Detroit Jazz Fest Loses Sponsor
Just as the Ford Detroit International Jazz Festival was booking talent for this year’s event, it lost the word “Ford” from its name. The loss of the major sponsor has put event organizers into yet another scramble.
Since 1995, Ford Motor Co. has provided a $250,000 title sponsorship for the annual event, and that was 21 percent of the proposed 2005 budget, according to the Detroit Free Press. The event organizer, Music Hall Center for the Performing Arts, was planning on a budget of $1.2 million this year.
Music Hall president Sandy Duncan said a replacement for Ford will be needed within 30 days for the festival to continue.
Ford cited concerns about the Music Hall’s festival budget and its plans to expand the event from Hart Plaza into Campus Martius Park. Organizers plan to have genres other than jazz at this year’s festival in hopes of expanding the audience and continuing to operate in the black.
Ron Thomas, manager of corporate alliance for Ford, said the company asked for changes that weren’t made but would not be more specific.
Music Hall has reached out to General Motors Inc., which said it has no plans to underwrite the jazz fest for 2005. Organizers reportedly said they would also contact Chrysler, which already sponsors the popular Arts, Beats and Eats street fair in Pontiac.

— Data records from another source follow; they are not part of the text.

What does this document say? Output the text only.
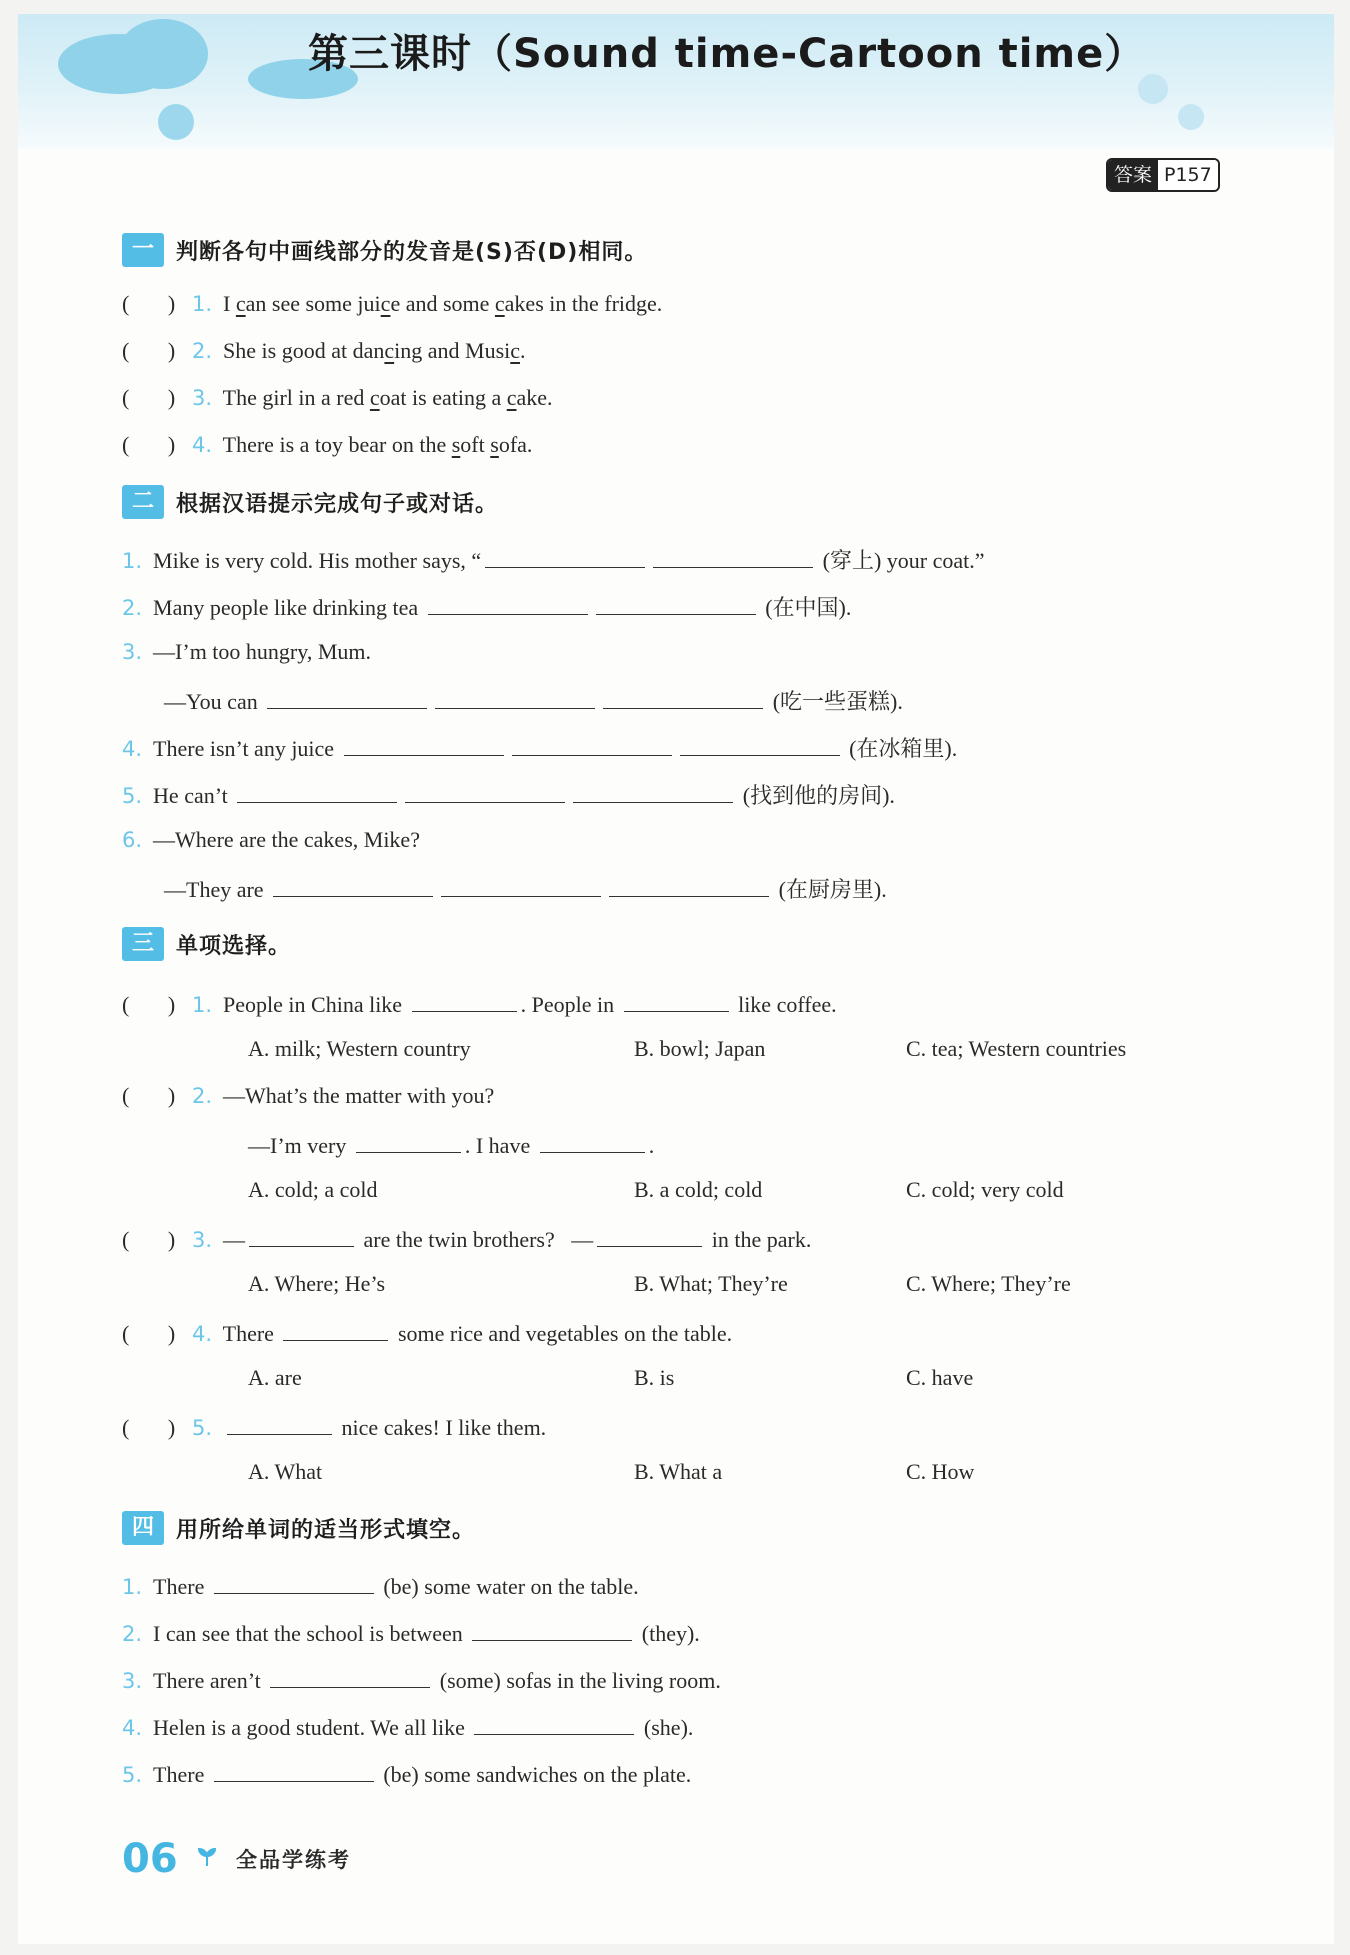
第三课时（Sound time-Cartoon time）
答案 P157
一	判断各句中画线部分的发音是(S)否(D)相同。
(       ) 1. I can see some juice and some cakes in the fridge.
(       ) 2. She is good at dancing and Music.
(       ) 3. The girl in a red coat is eating a cake.
(       ) 4. There is a toy bear on the soft sofa.
二	根据汉语提示完成句子或对话。
1. Mike is very cold. His mother says, “	(穿上) your coat.”
2. Many people like drinking tea	(在中国).
3. —I’m too hungry, Mum.
—You can	(吃一些蛋糕).
4. There isn’t any juice	(在冰箱里).
5. He can’t	(找到他的房间).
6. —Where are the cakes, Mike?
—They are	(在厨房里).
三	单项选择。
(       ) 1. People in China like	. People in	like coffee.
A. milk; Western country	B. bowl; Japan	C. tea; Western countries
(       ) 2. —What’s the matter with you?
—I’m very	. I have	.
A. cold; a cold	B. a cold; cold	C. cold; very cold
(       ) 3. —	are the twin brothers? —	in the park.
A. Where; He’s	B. What; They’re	C. Where; They’re
(       ) 4. There	some rice and vegetables on the table.
A. are	B. is	C. have
(       ) 5.	nice cakes! I like them.
A. What	B. What a	C. How
四	用所给单词的适当形式填空。
1. There	(be) some water on the table.
2. I can see that the school is between	(they).
3. There aren’t	(some) sofas in the living room.
4. Helen is a good student. We all like	(she).
5. There	(be) some sandwiches on the plate.
06	全品学练考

Ford pulled out just weeks after Music Hall considered bumping the festival from Labor Day weekend to August 5-7 so it would not compete with Arts, Beats and Eats. According to the Free Press, the jazz fest is necessary to the city’s image, and its absence would be a “black eye” as Detroit prepares for the 2006 Super Bowl.

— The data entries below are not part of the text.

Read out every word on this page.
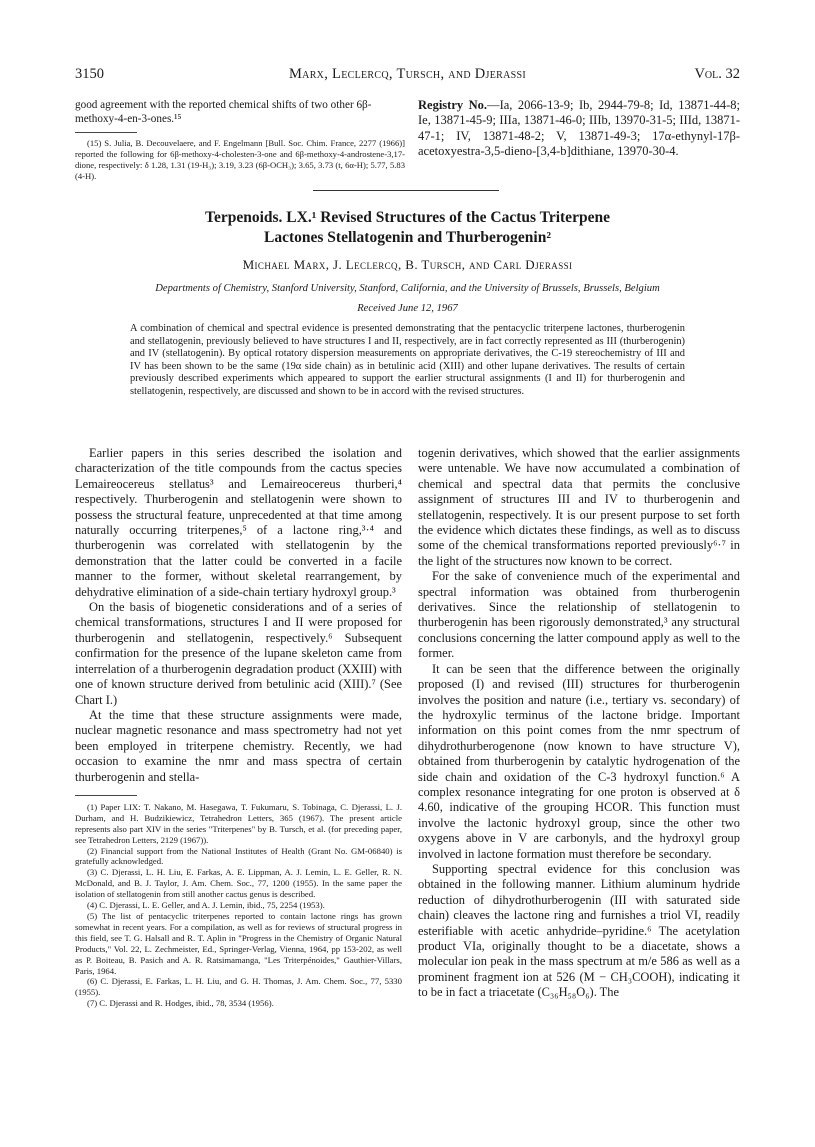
3150	Marx, Leclercq, Tursch, and Djerassi	Vol. 32

good agreement with the reported chemical shifts of two other 6β-methoxy-4-en-3-ones.¹⁵

(15) S. Julia, B. Decouvelaere, and F. Engelmann [Bull. Soc. Chim. France, 2277 (1966)] reported the following for 6β-methoxy-4-cholesten-3-one and 6β-methoxy-4-androstene-3,17-dione, respectively: δ 1.28, 1.31 (19-H₃); 3.19, 3.23 (6β-OCH₃); 3.65, 3.73 (t, 6α-H); 5.77, 5.83 (4-H).

Registry No.—Ia, 2066-13-9; Ib, 2944-79-8; Id, 13871-44-8; Ie, 13871-45-9; IIIa, 13871-46-0; IIIb, 13970-31-5; IIId, 13871-47-1; IV, 13871-48-2; V, 13871-49-3; 17α-ethynyl-17β-acetoxyestra-3,5-dieno-[3,4-b]dithiane, 13970-30-4.

Terpenoids. LX.¹ Revised Structures of the Cactus Triterpene
Lactones Stellatogenin and Thurberogenin²
Michael Marx, J. Leclercq, B. Tursch, and Carl Djerassi
Departments of Chemistry, Stanford University, Stanford, California, and the University of Brussels, Brussels, Belgium
Received June 12, 1967
A combination of chemical and spectral evidence is presented demonstrating that the pentacyclic triterpene lactones, thurberogenin and stellatogenin, previously believed to have structures I and II, respectively, are in fact correctly represented as III (thurberogenin) and IV (stellatogenin). By optical rotatory dispersion measurements on appropriate derivatives, the C-19 stereochemistry of III and IV has been shown to be the same (19α side chain) as in betulinic acid (XIII) and other lupane derivatives. The results of certain previously described experiments which appeared to support the earlier structural assignments (I and II) for thurberogenin and stellatogenin, respectively, are discussed and shown to be in accord with the revised structures.

Earlier papers in this series described the isolation and characterization of the title compounds from the cactus species Lemaireocereus stellatus³ and Lemaireocereus thurberi,⁴ respectively. Thurberogenin and stellatogenin were shown to possess the structural feature, unprecedented at that time among naturally occurring triterpenes,⁵ of a lactone ring,³·⁴ and thurberogenin was correlated with stellatogenin by the demonstration that the latter could be converted in a facile manner to the former, without skeletal rearrangement, by dehydrative elimination of a side-chain tertiary hydroxyl group.³

On the basis of biogenetic considerations and of a series of chemical transformations, structures I and II were proposed for thurberogenin and stellatogenin, respectively.⁶ Subsequent confirmation for the presence of the lupane skeleton came from interrelation of a thurberogenin degradation product (XXIII) with one of known structure derived from betulinic acid (XIII).⁷ (See Chart I.)

At the time that these structure assignments were made, nuclear magnetic resonance and mass spectrometry had not yet been employed in triterpene chemistry. Recently, we had occasion to examine the nmr and mass spectra of certain thurberogenin and stella-

(1) Paper LIX: T. Nakano, M. Hasegawa, T. Fukumaru, S. Tobinaga, C. Djerassi, L. J. Durham, and H. Budzikiewicz, Tetrahedron Letters, 365 (1967). The present article represents also part XIV in the series "Triterpenes" by B. Tursch, et al. (for preceding paper, see Tetrahedron Letters, 2129 (1967)).

(2) Financial support from the National Institutes of Health (Grant No. GM-06840) is gratefully acknowledged.

(3) C. Djerassi, L. H. Liu, E. Farkas, A. E. Lippman, A. J. Lemin, L. E. Geller, R. N. McDonald, and B. J. Taylor, J. Am. Chem. Soc., 77, 1200 (1955). In the same paper the isolation of stellatogenin from still another cactus genus is described.

(4) C. Djerassi, L. E. Geller, and A. J. Lemin, ibid., 75, 2254 (1953).

(5) The list of pentacyclic triterpenes reported to contain lactone rings has grown somewhat in recent years. For a compilation, as well as for reviews of structural progress in this field, see T. G. Halsall and R. T. Aplin in "Progress in the Chemistry of Organic Natural Products," Vol. 22, L. Zechmeister, Ed., Springer-Verlag, Vienna, 1964, pp 153-202, as well as P. Boiteau, B. Pasich and A. R. Ratsimamanga, "Les Triterpénoides," Gauthier-Villars, Paris, 1964.

(6) C. Djerassi, E. Farkas, L. H. Liu, and G. H. Thomas, J. Am. Chem. Soc., 77, 5330 (1955).

(7) C. Djerassi and R. Hodges, ibid., 78, 3534 (1956).

togenin derivatives, which showed that the earlier assignments were untenable. We have now accumulated a combination of chemical and spectral data that permits the conclusive assignment of structures III and IV to thurberogenin and stellatogenin, respectively. It is our present purpose to set forth the evidence which dictates these findings, as well as to discuss some of the chemical transformations reported previously⁶·⁷ in the light of the structures now known to be correct.

For the sake of convenience much of the experimental and spectral information was obtained from thurberogenin derivatives. Since the relationship of stellatogenin to thurberogenin has been rigorously demonstrated,³ any structural conclusions concerning the latter compound apply as well to the former.

It can be seen that the difference between the originally proposed (I) and revised (III) structures for thurberogenin involves the position and nature (i.e., tertiary vs. secondary) of the hydroxylic terminus of the lactone bridge. Important information on this point comes from the nmr spectrum of dihydrothurberogenone (now known to have structure V), obtained from thurberogenin by catalytic hydrogenation of the side chain and oxidation of the C-3 hydroxyl function.⁶ A complex resonance integrating for one proton is observed at δ 4.60, indicative of the grouping HCOR. This function must involve the lactonic hydroxyl group, since the other two oxygens above in V are carbonyls, and the hydroxyl group involved in lactone formation must therefore be secondary.

Supporting spectral evidence for this conclusion was obtained in the following manner. Lithium aluminum hydride reduction of dihydrothurberogenin (III with saturated side chain) cleaves the lactone ring and furnishes a triol VI, readily esterifiable with acetic anhydride–pyridine.⁶ The acetylation product VIa, originally thought to be a diacetate, shows a molecular ion peak in the mass spectrum at m/e 586 as well as a prominent fragment ion at 526 (M − CH₃COOH), indicating it to be in fact a triacetate (C₃₆H₅₈O₆). The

“It has become very much part of the fabric of our city,” former Detroit Mayor Dennis Archer told the paper. “The jazz festival is to music in Detroit as the Red Wings, Tigers, Pistons and Lions are to pro sports. It’s something to cherish, and you don’t really know what you’d miss until you lose it.”
There are ways around the problem, the paper said, including making jazz fest a ticketed event. Duncan said Music Hall has every intention of keeping the 22-year-old event alive.